We can also divide external innovation tools by target phase such as research, development, and commercialization. Base on this, we can re-rank Table 1.

According to Table 3, external innovation tools for drug development, such as licensing and co-R&D, are more frequently used than drug research and commercialization. Figure 1 analyzes Table 1 and Table 2 together.

Vertical axis is ranked by targeted phase; if the number is large, the tool will have more focus on early-stage R&D. Lateral axis is ranked by the average size of companies using it; if the number is large, the users of this tool will more likely be big pharma companies.

Big pharma companies mainly use external innovation tools to solve drug research and development problems; and small biotechnology companies mainly use external innovation tools to solve drug development problems. Moreover, as the average size of biotech company increases, new external innovation tools in late-stage development and then commercialization will be gradually employed. However, when the users’ average size reaches an abrupt junction, almost all new external innovation tools used focus on early-stage R&D. The main role of external innovation in companies of different sizes may change along with the growth of companies.


Small biotechnology companies may face urgent problems of fund shortage, so they use external innovation for R&D. For big pharma companies, the problem is more likely the lack of academic breakthrough; they use external innovation more for projects of promise. External innovation, then, is not only a financing tool for small biotechs but also for big pharma companies.

The role of external innovation in companies at different stages of growth is different, and the point of change should be highlighted. Compared with drug development or commercialization, drug research is linked more tightly with external innovation.[6],[7] Based on current conditions, the next stage of external innovation should have more of a focus on improving early-stage research.

This article discusses cases in China only, but may be applicable worldwide. Some M&A and JV cases used for our statistics already include participatants outside Asia, and take into account BeiGene’s acquisition of Celgene’s China business, Beta’s joint venture with Amgen, and Hutchison Medipharma’s joint venture with Nestle Health Science. Interaction on external innovation has become a general global trend.

Jianan Huang, College of Pharmaceutical Sciences, Zhejiang University, China.


[1] Scannell, J.W. et al. (2012) Diagnosing the Decline in Pharmaceutical R&D

Efficiency. Nat. Rev. Drug Discov. 11, 191–200.
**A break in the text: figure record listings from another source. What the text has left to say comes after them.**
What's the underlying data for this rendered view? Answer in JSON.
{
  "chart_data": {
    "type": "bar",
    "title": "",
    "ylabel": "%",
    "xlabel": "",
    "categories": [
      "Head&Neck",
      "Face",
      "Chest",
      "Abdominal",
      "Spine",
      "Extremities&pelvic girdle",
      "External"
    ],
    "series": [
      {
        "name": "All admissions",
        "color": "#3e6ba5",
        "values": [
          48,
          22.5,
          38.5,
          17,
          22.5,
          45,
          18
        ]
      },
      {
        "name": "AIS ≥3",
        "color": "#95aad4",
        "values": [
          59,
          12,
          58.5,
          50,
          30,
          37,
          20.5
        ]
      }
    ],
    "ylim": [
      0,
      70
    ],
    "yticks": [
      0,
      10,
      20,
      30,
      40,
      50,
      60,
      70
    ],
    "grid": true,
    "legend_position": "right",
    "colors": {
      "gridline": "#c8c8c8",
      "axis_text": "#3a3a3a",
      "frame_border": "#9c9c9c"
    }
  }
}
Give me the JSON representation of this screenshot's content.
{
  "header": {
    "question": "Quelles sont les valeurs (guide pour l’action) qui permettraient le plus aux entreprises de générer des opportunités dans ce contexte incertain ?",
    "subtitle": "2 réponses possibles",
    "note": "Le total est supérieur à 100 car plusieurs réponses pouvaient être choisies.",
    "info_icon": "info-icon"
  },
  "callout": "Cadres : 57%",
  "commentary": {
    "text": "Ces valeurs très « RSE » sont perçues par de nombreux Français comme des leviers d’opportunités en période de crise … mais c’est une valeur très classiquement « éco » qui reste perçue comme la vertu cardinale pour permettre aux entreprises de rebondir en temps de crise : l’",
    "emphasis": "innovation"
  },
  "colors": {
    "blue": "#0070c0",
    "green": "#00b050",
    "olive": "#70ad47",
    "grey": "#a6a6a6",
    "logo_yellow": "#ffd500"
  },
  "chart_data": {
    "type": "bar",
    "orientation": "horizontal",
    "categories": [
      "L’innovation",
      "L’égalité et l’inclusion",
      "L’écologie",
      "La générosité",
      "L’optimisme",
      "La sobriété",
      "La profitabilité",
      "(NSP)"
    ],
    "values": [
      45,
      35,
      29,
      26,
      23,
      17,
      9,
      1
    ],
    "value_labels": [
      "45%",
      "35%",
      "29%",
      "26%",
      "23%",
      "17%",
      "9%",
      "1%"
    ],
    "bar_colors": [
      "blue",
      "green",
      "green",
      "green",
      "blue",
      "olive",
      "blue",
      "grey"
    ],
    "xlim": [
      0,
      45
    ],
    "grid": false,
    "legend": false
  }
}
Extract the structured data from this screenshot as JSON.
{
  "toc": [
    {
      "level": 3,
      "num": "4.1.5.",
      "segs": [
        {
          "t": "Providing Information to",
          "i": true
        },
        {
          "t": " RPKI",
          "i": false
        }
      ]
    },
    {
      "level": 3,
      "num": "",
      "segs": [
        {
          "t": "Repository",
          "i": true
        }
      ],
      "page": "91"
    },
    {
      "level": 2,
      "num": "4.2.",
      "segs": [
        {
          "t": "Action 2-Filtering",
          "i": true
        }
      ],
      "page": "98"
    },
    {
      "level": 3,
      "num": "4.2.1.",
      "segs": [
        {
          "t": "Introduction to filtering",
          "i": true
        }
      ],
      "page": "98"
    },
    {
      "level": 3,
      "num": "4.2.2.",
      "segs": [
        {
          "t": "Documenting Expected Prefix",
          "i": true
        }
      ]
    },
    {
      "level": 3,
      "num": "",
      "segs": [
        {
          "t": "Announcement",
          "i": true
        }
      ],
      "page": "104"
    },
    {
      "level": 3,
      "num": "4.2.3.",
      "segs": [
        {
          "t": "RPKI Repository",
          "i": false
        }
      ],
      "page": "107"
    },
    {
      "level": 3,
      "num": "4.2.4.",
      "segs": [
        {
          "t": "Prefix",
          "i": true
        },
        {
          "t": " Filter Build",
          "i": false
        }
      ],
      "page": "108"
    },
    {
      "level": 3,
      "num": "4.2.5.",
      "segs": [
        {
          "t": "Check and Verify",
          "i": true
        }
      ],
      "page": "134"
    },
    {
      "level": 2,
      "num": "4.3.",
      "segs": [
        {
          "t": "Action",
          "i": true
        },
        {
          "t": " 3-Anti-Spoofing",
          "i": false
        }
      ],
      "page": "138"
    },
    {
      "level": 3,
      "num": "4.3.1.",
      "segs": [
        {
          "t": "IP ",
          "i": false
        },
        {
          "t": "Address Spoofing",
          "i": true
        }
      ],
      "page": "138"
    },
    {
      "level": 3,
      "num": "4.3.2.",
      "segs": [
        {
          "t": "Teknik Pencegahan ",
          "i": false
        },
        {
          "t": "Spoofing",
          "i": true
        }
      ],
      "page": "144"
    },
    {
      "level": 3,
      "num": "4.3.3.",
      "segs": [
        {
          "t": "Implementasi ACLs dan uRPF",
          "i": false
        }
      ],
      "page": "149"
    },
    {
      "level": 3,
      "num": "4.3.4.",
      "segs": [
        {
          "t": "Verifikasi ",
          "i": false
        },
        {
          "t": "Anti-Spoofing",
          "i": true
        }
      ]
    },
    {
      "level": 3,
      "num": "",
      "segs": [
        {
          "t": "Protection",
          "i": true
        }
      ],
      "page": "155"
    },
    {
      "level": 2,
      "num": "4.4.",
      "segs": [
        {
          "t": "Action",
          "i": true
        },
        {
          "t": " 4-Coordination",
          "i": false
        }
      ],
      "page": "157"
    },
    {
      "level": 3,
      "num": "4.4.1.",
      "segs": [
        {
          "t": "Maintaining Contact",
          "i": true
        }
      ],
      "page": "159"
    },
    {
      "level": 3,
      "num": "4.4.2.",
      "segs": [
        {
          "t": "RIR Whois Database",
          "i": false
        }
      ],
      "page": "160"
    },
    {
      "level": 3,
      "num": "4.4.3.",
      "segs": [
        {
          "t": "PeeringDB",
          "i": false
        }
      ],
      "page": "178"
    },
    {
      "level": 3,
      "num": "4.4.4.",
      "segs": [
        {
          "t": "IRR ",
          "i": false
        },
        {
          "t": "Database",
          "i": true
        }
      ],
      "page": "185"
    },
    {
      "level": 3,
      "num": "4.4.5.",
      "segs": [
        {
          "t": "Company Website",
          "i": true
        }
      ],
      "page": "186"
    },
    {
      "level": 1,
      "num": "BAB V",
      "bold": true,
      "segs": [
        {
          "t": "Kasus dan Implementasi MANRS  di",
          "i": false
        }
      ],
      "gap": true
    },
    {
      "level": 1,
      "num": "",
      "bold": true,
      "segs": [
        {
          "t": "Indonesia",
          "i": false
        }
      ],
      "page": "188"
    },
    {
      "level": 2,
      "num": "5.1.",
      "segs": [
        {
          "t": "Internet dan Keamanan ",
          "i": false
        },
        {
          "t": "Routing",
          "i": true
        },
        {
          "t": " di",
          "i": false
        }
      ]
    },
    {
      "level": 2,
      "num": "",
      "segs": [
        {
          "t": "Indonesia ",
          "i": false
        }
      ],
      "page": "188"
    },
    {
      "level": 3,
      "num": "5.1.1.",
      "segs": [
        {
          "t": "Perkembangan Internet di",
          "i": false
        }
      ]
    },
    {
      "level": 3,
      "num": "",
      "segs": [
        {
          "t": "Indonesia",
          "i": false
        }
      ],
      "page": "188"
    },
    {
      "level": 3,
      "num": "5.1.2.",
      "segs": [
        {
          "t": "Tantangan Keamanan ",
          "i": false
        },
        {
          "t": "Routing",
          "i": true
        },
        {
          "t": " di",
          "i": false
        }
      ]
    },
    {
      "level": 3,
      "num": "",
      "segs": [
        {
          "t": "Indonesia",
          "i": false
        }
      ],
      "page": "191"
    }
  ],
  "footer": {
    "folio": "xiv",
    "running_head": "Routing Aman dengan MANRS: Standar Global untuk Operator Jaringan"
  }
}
[2] Workman, P. (2014) Academia and Industry: Successes for UK Cancer Partnership. Nature 510, 218.

[3] Melese, T. et al. (2009) Open Innovation Networks between Academia and Industry: An Imperative for Breakthrough Therapies. Nat. Med. 15, 502–507.

[4] Love, J. H. , Roper, S. , & Vahter, P. (2014). Learning from Openness: The Dynamics of Breadth in External Innovation Linkages. Strateg. Manage. J., 35(11), 1703-1716.

[5] Sheridan, C. (2011) Industry Continues Dabbling with Open Innovation models. Nat. Biotechnol. 29, 1063–1065.

[6] Wang, L. , Plump, A. , & Ringel, M. (2015). Racing to Define Pharmaceutical R&D External Innovation Models. Drug Discov. Today, 20(3), 361-370.

[7] Tufféry, & Pierre. (2015). Accessing External Innovation in Drug Discovery and Development. Expert Opin. Drug Dis., 10(6), 579-589.